Cole's first book of poems, Rift, was published in 1989 by Station Hill Press. His subsequent volumes of poetry include What is Doubled: Poems 1981-1998 (Shearsman, UK), Things on Which I've Stumbled (New Directions, 2008), and The Invention of Influence (New Directions, 2014), which was a finalist for the Poetry Society of America's William Carlos Williams Award. That book included an extended dramatic poem about the maverick Vienna psychoanalyst Victor Tausk and his notion of "the influence machine." In a 2013 interview with Bookslut, Cole talked about the poem as "a case history of susceptibility" and about the influence machine as a figure for literary tradition: "We're always being manipulated by forces outside us -- familial, fraternal, sexual, social, and literary presences that have brought us to a given moment or scene of 'translation,' or expression. And then we're taken over, as it were, or even possessed by the various presences that enter our lives, for better and worse -- consciously and unconsciously. We're inhabited. These presences live on in us and in some cases become ingrained in us, as habit. And these habits in turn draw other presences to and through us. As poets, as makers, even as readers, whenever we're in the space of the poem, we're constantly in the process of being made and being had -- in all senses of the term, positive and negative.

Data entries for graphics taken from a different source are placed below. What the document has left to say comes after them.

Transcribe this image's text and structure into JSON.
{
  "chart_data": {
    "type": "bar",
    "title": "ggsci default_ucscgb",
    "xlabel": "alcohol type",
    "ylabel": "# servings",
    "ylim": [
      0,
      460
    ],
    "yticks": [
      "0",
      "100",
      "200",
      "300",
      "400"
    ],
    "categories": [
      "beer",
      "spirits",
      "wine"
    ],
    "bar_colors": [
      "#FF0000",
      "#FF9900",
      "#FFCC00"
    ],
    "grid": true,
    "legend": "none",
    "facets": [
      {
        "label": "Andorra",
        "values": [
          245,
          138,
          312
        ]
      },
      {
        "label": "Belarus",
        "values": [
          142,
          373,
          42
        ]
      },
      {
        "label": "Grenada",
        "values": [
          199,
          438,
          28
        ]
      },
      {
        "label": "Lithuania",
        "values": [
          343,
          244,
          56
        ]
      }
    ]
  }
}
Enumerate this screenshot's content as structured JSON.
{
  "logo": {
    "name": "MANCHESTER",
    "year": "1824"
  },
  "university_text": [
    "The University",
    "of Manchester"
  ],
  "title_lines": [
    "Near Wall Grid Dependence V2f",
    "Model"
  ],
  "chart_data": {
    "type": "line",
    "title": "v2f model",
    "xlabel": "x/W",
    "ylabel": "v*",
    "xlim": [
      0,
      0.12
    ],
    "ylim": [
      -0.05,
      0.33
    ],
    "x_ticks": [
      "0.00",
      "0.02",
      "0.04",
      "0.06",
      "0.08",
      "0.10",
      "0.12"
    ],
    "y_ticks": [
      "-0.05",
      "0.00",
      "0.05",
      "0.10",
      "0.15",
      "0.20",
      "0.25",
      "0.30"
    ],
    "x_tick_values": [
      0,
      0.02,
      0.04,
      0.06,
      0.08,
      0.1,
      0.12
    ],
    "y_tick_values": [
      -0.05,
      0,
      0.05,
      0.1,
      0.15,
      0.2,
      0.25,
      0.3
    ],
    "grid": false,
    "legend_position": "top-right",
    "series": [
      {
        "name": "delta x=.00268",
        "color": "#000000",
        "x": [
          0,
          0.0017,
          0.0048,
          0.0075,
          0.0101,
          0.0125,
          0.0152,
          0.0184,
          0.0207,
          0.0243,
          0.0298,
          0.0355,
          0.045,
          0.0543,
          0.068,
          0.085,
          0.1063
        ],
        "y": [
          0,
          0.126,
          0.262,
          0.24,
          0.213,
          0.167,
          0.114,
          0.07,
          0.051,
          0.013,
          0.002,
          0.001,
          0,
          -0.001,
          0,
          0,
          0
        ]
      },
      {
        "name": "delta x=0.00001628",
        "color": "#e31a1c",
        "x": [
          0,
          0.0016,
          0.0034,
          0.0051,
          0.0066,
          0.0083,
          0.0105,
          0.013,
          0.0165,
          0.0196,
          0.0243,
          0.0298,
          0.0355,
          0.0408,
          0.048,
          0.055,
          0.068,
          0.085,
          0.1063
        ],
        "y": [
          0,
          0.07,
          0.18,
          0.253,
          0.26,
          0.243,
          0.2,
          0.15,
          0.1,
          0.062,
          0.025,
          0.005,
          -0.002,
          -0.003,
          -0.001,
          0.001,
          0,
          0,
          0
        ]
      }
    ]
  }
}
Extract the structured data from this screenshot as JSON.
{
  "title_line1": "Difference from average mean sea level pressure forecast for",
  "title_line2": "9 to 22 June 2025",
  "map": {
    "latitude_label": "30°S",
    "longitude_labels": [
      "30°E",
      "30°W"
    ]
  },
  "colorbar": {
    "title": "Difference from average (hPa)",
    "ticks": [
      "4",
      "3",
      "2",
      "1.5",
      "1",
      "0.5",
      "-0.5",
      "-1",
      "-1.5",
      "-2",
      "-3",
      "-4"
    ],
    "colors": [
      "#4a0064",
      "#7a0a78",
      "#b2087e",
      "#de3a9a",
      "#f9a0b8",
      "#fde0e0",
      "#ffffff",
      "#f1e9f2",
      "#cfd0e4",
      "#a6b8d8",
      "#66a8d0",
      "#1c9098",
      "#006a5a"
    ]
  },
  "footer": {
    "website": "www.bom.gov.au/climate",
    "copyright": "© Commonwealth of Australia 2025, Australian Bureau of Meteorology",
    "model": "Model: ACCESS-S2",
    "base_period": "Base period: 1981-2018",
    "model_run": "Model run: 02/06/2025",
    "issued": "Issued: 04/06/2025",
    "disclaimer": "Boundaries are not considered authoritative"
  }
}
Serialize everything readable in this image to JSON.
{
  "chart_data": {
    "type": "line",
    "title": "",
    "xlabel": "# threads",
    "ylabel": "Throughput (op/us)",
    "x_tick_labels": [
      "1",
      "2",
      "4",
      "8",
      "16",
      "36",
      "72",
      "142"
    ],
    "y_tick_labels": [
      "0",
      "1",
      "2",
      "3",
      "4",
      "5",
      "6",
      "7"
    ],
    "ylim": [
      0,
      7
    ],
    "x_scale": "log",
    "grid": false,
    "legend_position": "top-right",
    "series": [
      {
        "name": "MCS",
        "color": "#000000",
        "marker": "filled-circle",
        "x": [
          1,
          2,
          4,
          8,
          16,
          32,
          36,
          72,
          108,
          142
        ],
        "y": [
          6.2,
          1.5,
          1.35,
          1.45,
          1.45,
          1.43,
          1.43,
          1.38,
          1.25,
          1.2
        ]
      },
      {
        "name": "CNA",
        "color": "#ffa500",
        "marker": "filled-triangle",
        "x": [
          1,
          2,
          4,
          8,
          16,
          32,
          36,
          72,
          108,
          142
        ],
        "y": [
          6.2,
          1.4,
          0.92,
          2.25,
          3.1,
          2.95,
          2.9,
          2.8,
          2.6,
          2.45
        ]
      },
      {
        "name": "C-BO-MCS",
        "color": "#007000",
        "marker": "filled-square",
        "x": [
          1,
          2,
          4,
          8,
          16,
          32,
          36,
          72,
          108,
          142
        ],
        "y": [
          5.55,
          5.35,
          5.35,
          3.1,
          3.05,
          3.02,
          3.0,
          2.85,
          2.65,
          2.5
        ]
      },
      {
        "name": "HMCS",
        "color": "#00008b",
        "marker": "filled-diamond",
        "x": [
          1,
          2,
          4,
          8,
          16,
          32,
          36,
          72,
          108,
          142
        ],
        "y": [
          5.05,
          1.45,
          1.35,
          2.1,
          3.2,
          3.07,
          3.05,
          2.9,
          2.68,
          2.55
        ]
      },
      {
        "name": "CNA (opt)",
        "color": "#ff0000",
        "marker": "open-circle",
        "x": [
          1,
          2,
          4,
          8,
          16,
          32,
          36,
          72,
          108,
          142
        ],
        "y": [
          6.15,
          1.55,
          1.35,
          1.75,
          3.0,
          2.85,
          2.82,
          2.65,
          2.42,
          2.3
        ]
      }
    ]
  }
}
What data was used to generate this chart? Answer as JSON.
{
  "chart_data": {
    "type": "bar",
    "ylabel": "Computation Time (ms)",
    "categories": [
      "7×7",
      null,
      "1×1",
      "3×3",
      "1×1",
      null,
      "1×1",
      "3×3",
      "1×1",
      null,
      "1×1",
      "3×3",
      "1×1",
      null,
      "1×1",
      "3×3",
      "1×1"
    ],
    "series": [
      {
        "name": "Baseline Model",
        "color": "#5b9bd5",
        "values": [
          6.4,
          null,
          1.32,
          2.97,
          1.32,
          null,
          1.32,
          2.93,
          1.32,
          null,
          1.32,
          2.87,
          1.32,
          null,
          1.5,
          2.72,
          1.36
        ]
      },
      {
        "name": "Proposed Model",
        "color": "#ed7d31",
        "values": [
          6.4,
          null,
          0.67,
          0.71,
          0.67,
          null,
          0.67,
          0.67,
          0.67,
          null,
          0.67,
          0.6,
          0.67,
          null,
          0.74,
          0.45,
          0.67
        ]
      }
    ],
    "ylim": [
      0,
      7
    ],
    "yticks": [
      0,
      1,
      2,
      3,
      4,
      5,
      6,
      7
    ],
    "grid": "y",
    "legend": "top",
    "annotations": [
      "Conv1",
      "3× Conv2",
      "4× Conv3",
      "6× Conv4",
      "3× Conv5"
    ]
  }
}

There's something marvelous and exhilarating about this, but also terrifying. One's made greater, clearly, but also runs the risk of ceasing to be one self, which is to say, oneself."
Peter Cole is a MacArthur-winning poet and translator who lives in Jerusalem and New Haven. Cole was born in 1957 in Paterson, New Jersey. He attended Williams College and Hampshire College, and moved to Jerusalem in 1981. He has been called "one of the handful of authentic poets of his own American generation" by the critic Harold Bloom. In a 2015 interview in The Paris Review, he described his work as poet and translator as "at heart, the same activity carried out at different points along a spectrum."